Prima o poi in ognuno di noi si accende il bisogno di allontanarsi, di esplorare l’altrove con gli occhi dell’anima. Quelli bravi direbbero che abbiamo bisogno di abbandonare la zona di comfort. Personalmente credo che ognuno riempia di significato la partenza in base al proprio vissuto e per ciascuno di noi l’altrove può essere un luogo, un profumo, un sapore, uno squarcio di sole tra le nuvole, il suono del vento, l’incontro con lo sguardo dell’altro. Partiamo con un bagaglio di emozioni, pressioni, stanchezza, aspettative da decifrare lungo il percorso. Scegliamo di esperire un distacco ed è in questa forma di distacco che accogliamo il senso più intimo del viaggio. Per qualche tempo le nostre abitudini rimangono sospese ai margini della nostra esistenza, un altro ritmo scandisce i nostri sensi e pensieri, le inquietudini trovano quiete, il passo rallenta. In viaggio recuperiamo parte delle nostre percezioni spesso sopite e domate dall’incedere della quotidianità.
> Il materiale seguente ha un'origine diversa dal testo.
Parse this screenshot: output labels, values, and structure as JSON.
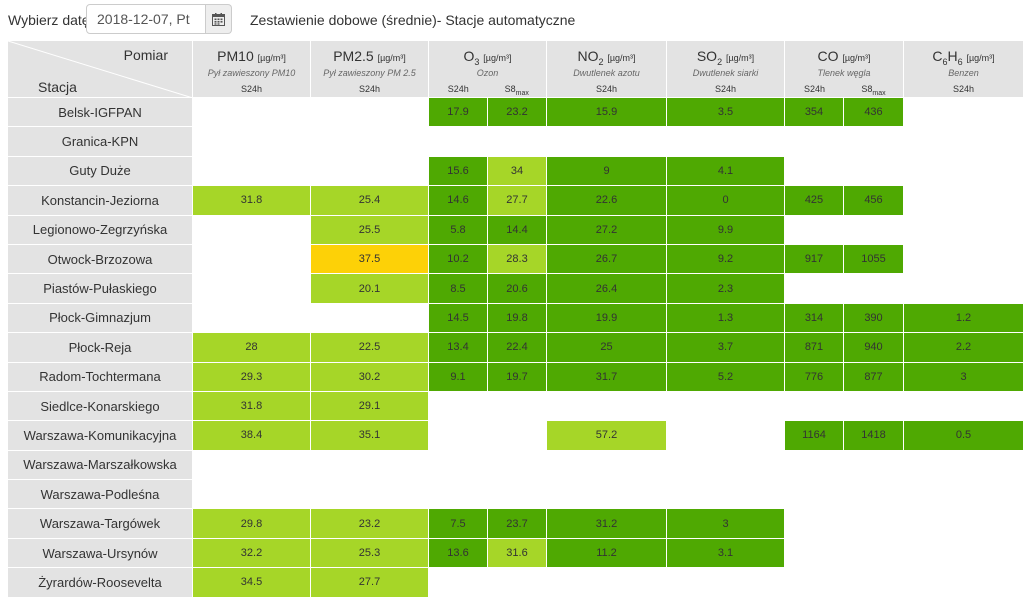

Il viaggio sbiadisce la nostra idea di distanza. Ciò che percepivamo come lontano, in poco tempo è incredibilmente vicino, forse perché la lontananza era la dimensione del desiderio di quel viaggio che coltivavamo da tempo.
In viaggio portiamo le nostre radici, questi filamenti animici e culturali che rendono possibile l’incontro con l’altro. Le nostre radici sfiorano quelle dell’altro e questo contatto produce la linfa delle emozioni che ci nutrono e continueranno a nutrire i ricordi al ritorno. Rimaniamo noi stessi, ma il nostro planisfero interiore si espande.
In viaggio, a volte, lasciamo andare un dolore, una delusione, un’assenza, ma nel profondo ci prepariamo per lasciare che altro arrivi. Recuperiamo uno sguardo più ampio e luminoso sulla realtà. A volte si fugge ma poi ci si scopre in ricerca. E ognuno ha la sua. Quando i sentieri di ricerca si incrociano e se ne condivide anche solo una piccola parte, il viaggio si compie e continua a compiersi.
Sui sentieri di questa itinerante complessità, buon viaggio a tutti voi.